Una figura escuálida sonreía ante el travesti. Parecía un perro recién salido del agua. Jadeos, sacudidas y movimientos nerviosos de los pies. Sólo le faltaba sacar la lengua. Enseguida la sacó. Aquel pintoresco personaje no podía ser el mismo que el de la revista y mucho menos su hermano: el deterioro de una cazadora de piel de serpiente quedaba oculto por dos montones de discos mal encajados bajo las axilas. Una pincelada canosa en las sienes, asomo de blancura en la perilla y el fino bigote; detrás, el pálido y envejecido rostro de un ser humano excesivamente parecido a él. Ignacio dejó sobre la mesa el periódico que ya había doblado para marcharse y esperó que concluyera el espectáculo humorístico que su hermano le brindaba sin mediar petición. El travesti, imperturbable en su monótono ronquido, no quería reaccionar.
–¿No serás tú?
Cuando Ignacio, narcotizado por una comezón de irrealidad, empezaba a levantarse para abrazar, besar o realizar cualquier versión de un emotivo reencuentro, Carlos ya había apilado los discos en una silla, se había sentado frente a él y cogía su periódico. No tuvo más remedio que volver a sentarse.
–¿Hace mucho que esperas? –preguntó Carlos sin mirarle, mientras pasaba rápidamente las hojas del diario y parecía que fuera a arrancarlas.
Ignacio, la boca abierta, intentó buscar una respuesta en vano.
–He pasado la noche con una amiga. Bueno, no era una amiga, la conocí ayer por la tarde y luego nos fuimos de parranda, una de esas que no acaban nunca. Un buen vacilón. Y a su casa, claro...
Los ojos repasaban las columnas del periódico, subían y bajaban, otra página.

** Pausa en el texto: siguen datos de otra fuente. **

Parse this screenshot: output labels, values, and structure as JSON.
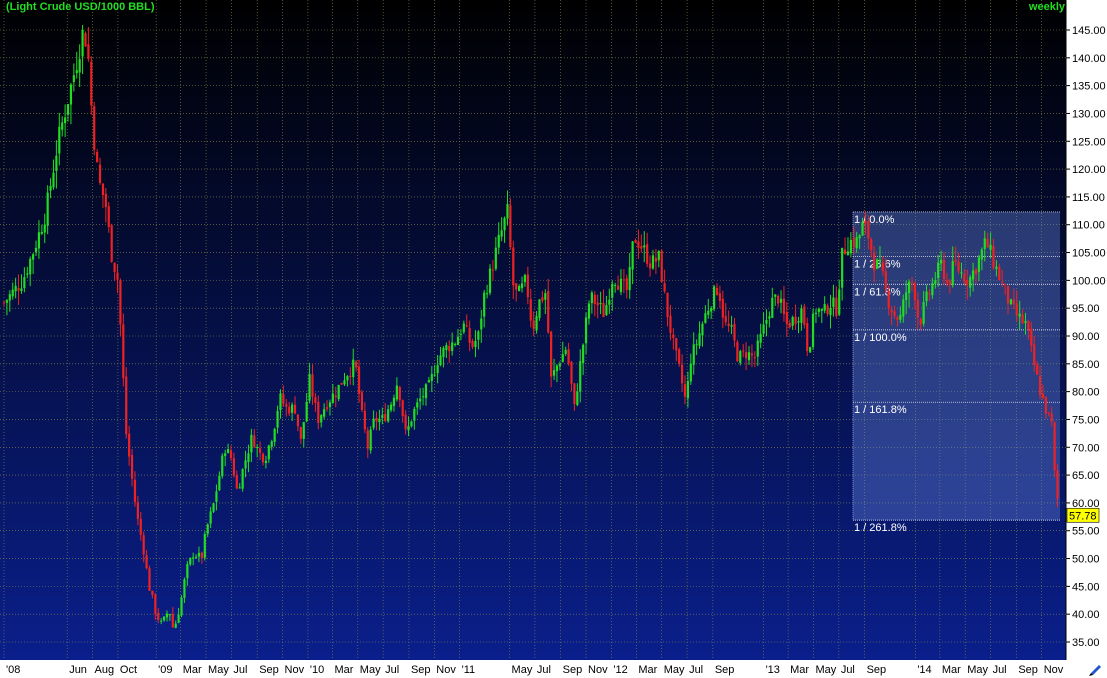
{
  "header": {
    "title": "(Light Crude USD/1000 BBL)",
    "period": "weekly"
  },
  "colors": {
    "bg_top": "#000000",
    "bg_bottom": "#0a1f8c",
    "up": "#22dd22",
    "down": "#ee2222",
    "grid": "#8a8a4a",
    "axis_bg": "#ffffff",
    "last_price_bg": "#ffff00",
    "fib_fill": "#6a8ae0"
  },
  "chart_data": {
    "type": "candlestick",
    "title": "(Light Crude USD/1000 BBL)",
    "frequency": "weekly",
    "ylim": [
      31,
      148
    ],
    "y_ticks": [
      "145.00",
      "140.00",
      "135.00",
      "130.00",
      "125.00",
      "120.00",
      "115.00",
      "110.00",
      "105.00",
      "100.00",
      "95.00",
      "90.00",
      "85.00",
      "80.00",
      "75.00",
      "70.00",
      "65.00",
      "60.00",
      "55.00",
      "50.00",
      "45.00",
      "40.00",
      "35.00"
    ],
    "x_ticks": [
      "'08",
      "Jun",
      "Aug",
      "Oct",
      "'09",
      "Mar",
      "May",
      "Jul",
      "Sep",
      "Nov",
      "'10",
      "Mar",
      "May",
      "Jul",
      "Sep",
      "Nov",
      "'11",
      "May",
      "Jul",
      "Sep",
      "Nov",
      "'12",
      "Mar",
      "May",
      "Jul",
      "Sep",
      "'13",
      "Mar",
      "May",
      "Jul",
      "Sep",
      "'14",
      "Mar",
      "May",
      "Jul",
      "Sep",
      "Nov"
    ],
    "last_price": "57.78",
    "fibonacci": [
      {
        "label": "1 / 0.0%",
        "price": 112.3
      },
      {
        "label": "1 / 23.6%",
        "price": 104.3
      },
      {
        "label": "1 / 61.8%",
        "price": 99.3
      },
      {
        "label": "1 / 100.0%",
        "price": 91.1
      },
      {
        "label": "1 / 161.8%",
        "price": 78.1
      },
      {
        "label": "1 / 261.8%",
        "price": 56.9
      }
    ],
    "path": [
      [
        "2008-01-01",
        96
      ],
      [
        "2008-02-15",
        100
      ],
      [
        "2008-03-15",
        106
      ],
      [
        "2008-04-10",
        112
      ],
      [
        "2008-05-10",
        125
      ],
      [
        "2008-06-01",
        132
      ],
      [
        "2008-06-20",
        138
      ],
      [
        "2008-07-10",
        145
      ],
      [
        "2008-07-20",
        142
      ],
      [
        "2008-08-01",
        128
      ],
      [
        "2008-08-15",
        118
      ],
      [
        "2008-09-01",
        114
      ],
      [
        "2008-09-15",
        105
      ],
      [
        "2008-10-01",
        100
      ],
      [
        "2008-10-10",
        88
      ],
      [
        "2008-10-20",
        73
      ],
      [
        "2008-11-01",
        66
      ],
      [
        "2008-11-15",
        58
      ],
      [
        "2008-12-01",
        52
      ],
      [
        "2008-12-15",
        45
      ],
      [
        "2009-01-01",
        40
      ],
      [
        "2009-01-15",
        38
      ],
      [
        "2009-02-01",
        41
      ],
      [
        "2009-02-12",
        37
      ],
      [
        "2009-03-01",
        42
      ],
      [
        "2009-03-15",
        48
      ],
      [
        "2009-04-01",
        51
      ],
      [
        "2009-04-20",
        50
      ],
      [
        "2009-05-01",
        55
      ],
      [
        "2009-05-20",
        60
      ],
      [
        "2009-06-15",
        70
      ],
      [
        "2009-07-01",
        68
      ],
      [
        "2009-07-15",
        62
      ],
      [
        "2009-08-01",
        67
      ],
      [
        "2009-08-20",
        72
      ],
      [
        "2009-09-05",
        69
      ],
      [
        "2009-09-20",
        68
      ],
      [
        "2009-10-10",
        73
      ],
      [
        "2009-10-25",
        79
      ],
      [
        "2009-11-10",
        77
      ],
      [
        "2009-12-01",
        77
      ],
      [
        "2009-12-15",
        71
      ],
      [
        "2010-01-05",
        82
      ],
      [
        "2010-01-25",
        75
      ],
      [
        "2010-02-15",
        78
      ],
      [
        "2010-03-10",
        80
      ],
      [
        "2010-04-01",
        83
      ],
      [
        "2010-04-25",
        85
      ],
      [
        "2010-05-10",
        76
      ],
      [
        "2010-05-25",
        70
      ],
      [
        "2010-06-10",
        75
      ],
      [
        "2010-07-01",
        75
      ],
      [
        "2010-07-20",
        78
      ],
      [
        "2010-08-05",
        82
      ],
      [
        "2010-08-25",
        72
      ],
      [
        "2010-09-10",
        76
      ],
      [
        "2010-10-01",
        79
      ],
      [
        "2010-10-20",
        81
      ],
      [
        "2010-11-10",
        86
      ],
      [
        "2010-12-01",
        88
      ],
      [
        "2010-12-20",
        89
      ],
      [
        "2011-01-10",
        92
      ],
      [
        "2011-01-30",
        88
      ],
      [
        "2011-02-15",
        90
      ],
      [
        "2011-02-28",
        97
      ],
      [
        "2011-03-15",
        101
      ],
      [
        "2011-04-05",
        107
      ],
      [
        "2011-04-29",
        113
      ],
      [
        "2011-05-06",
        100
      ],
      [
        "2011-05-20",
        97
      ],
      [
        "2011-06-10",
        100
      ],
      [
        "2011-06-25",
        91
      ],
      [
        "2011-07-10",
        96
      ],
      [
        "2011-07-28",
        98
      ],
      [
        "2011-08-08",
        82
      ],
      [
        "2011-08-25",
        85
      ],
      [
        "2011-09-15",
        88
      ],
      [
        "2011-10-04",
        77
      ],
      [
        "2011-10-20",
        86
      ],
      [
        "2011-11-10",
        97
      ],
      [
        "2011-11-25",
        96
      ],
      [
        "2011-12-15",
        94
      ],
      [
        "2012-01-05",
        101
      ],
      [
        "2012-01-25",
        99
      ],
      [
        "2012-02-10",
        98
      ],
      [
        "2012-02-24",
        108
      ],
      [
        "2012-03-15",
        106
      ],
      [
        "2012-04-05",
        103
      ],
      [
        "2012-04-25",
        104
      ],
      [
        "2012-05-10",
        96
      ],
      [
        "2012-05-30",
        88
      ],
      [
        "2012-06-15",
        83
      ],
      [
        "2012-06-28",
        78
      ],
      [
        "2012-07-10",
        86
      ],
      [
        "2012-07-25",
        89
      ],
      [
        "2012-08-10",
        93
      ],
      [
        "2012-08-25",
        96
      ],
      [
        "2012-09-14",
        99
      ],
      [
        "2012-09-30",
        92
      ],
      [
        "2012-10-15",
        91
      ],
      [
        "2012-11-01",
        86
      ],
      [
        "2012-11-20",
        87
      ],
      [
        "2012-12-10",
        86
      ],
      [
        "2012-12-31",
        91
      ],
      [
        "2013-01-20",
        96
      ],
      [
        "2013-02-05",
        97
      ],
      [
        "2013-02-25",
        92
      ],
      [
        "2013-03-15",
        93
      ],
      [
        "2013-04-05",
        95
      ],
      [
        "2013-04-18",
        87
      ],
      [
        "2013-05-05",
        95
      ],
      [
        "2013-05-25",
        94
      ],
      [
        "2013-06-10",
        96
      ],
      [
        "2013-06-25",
        95
      ],
      [
        "2013-07-10",
        105
      ],
      [
        "2013-07-25",
        107
      ],
      [
        "2013-08-15",
        107
      ],
      [
        "2013-08-28",
        110
      ],
      [
        "2013-09-10",
        108
      ],
      [
        "2013-09-25",
        103
      ],
      [
        "2013-10-10",
        102
      ],
      [
        "2013-10-25",
        97
      ],
      [
        "2013-11-10",
        94
      ],
      [
        "2013-11-25",
        93
      ],
      [
        "2013-12-10",
        98
      ],
      [
        "2013-12-27",
        100
      ],
      [
        "2014-01-10",
        92
      ],
      [
        "2014-01-25",
        96
      ],
      [
        "2014-02-15",
        100
      ],
      [
        "2014-03-05",
        103
      ],
      [
        "2014-03-20",
        99
      ],
      [
        "2014-04-05",
        103
      ],
      [
        "2014-04-25",
        101
      ],
      [
        "2014-05-10",
        100
      ],
      [
        "2014-05-30",
        103
      ],
      [
        "2014-06-20",
        107
      ],
      [
        "2014-07-05",
        104
      ],
      [
        "2014-07-20",
        101
      ],
      [
        "2014-08-05",
        98
      ],
      [
        "2014-08-20",
        95
      ],
      [
        "2014-09-10",
        93
      ],
      [
        "2014-09-25",
        92
      ],
      [
        "2014-10-10",
        86
      ],
      [
        "2014-10-25",
        81
      ],
      [
        "2014-11-10",
        77
      ],
      [
        "2014-11-25",
        74
      ],
      [
        "2014-12-01",
        66
      ],
      [
        "2014-12-10",
        60
      ],
      [
        "2014-12-15",
        57.8
      ]
    ]
  }
}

–Me he despertado y no sabía dónde estaba. En la calle, he tenido que preguntar...
Voz de retrasado mental:
–«¿Dónde estoy? ¿Qué calle es ésta? ¿Qué barrio?» Imagínate, en Barcelona. Sólo me faltaba decir que tenía el platillo volante en la esquina...
Voz metálica, intergaláctica:
–«¿Qué planeta ser éste?» Por eso he llegado tarde, no por otra cosa. ¡Anda! ¡Sales en el periódico! ¡De verdad! «El censo de Barcelona es de 1.655.420 habitantes...» Es una broma...
Más páginas. Leve movimiento de la vista. Mirada al frente. Sonrisa. Sutil indicación con el dedo solicitando atención, confidencialidad. Ignacio acercó la cabeza. Carlos aminoró el estruendo de su voz y convirtió la lija de su timbre en un rumor eclesiástico.
–Verónica lleva un buen pedal. El travesti... Trabaja aquí, en el Bagdad, un número muy fino. Su madre siempre anda por los alrededores, de bar en bar, tiene el labio partido. Un macarra, hace años. Y pantalones a cuadros...
Una voz de anciana con ínfulas de marquesa:
–«Mi hija trabaja en varietés.» Varietés, dice. Vende tabaco...
Y un grito de estibador:
–¡Verónica, despierta!
De repente, el silencio.
Los ojos de Carlos se aproximaron al periódico abierto, con pasión y olvido del mundo, como si fuera a besarlo. Ignacio observó los movimientos descompuestos de una Verónica sobresaltada. Una hora antes, al sentarse en la terraza, la estuvo admirando de reojo hasta enfrentarse a un inusitado número de calzado y a la turbadora realidad; permitió que sus cejas viajaran hasta lo más alto de la frente y fijó la vista en cualquier punto al otro lado de la avenida que en ese momento no le estuviera señalando y riese frotándose el estómago. Fue entonces cuando descubrió que el Paralelo era la calle de los últimos sueños de la noche.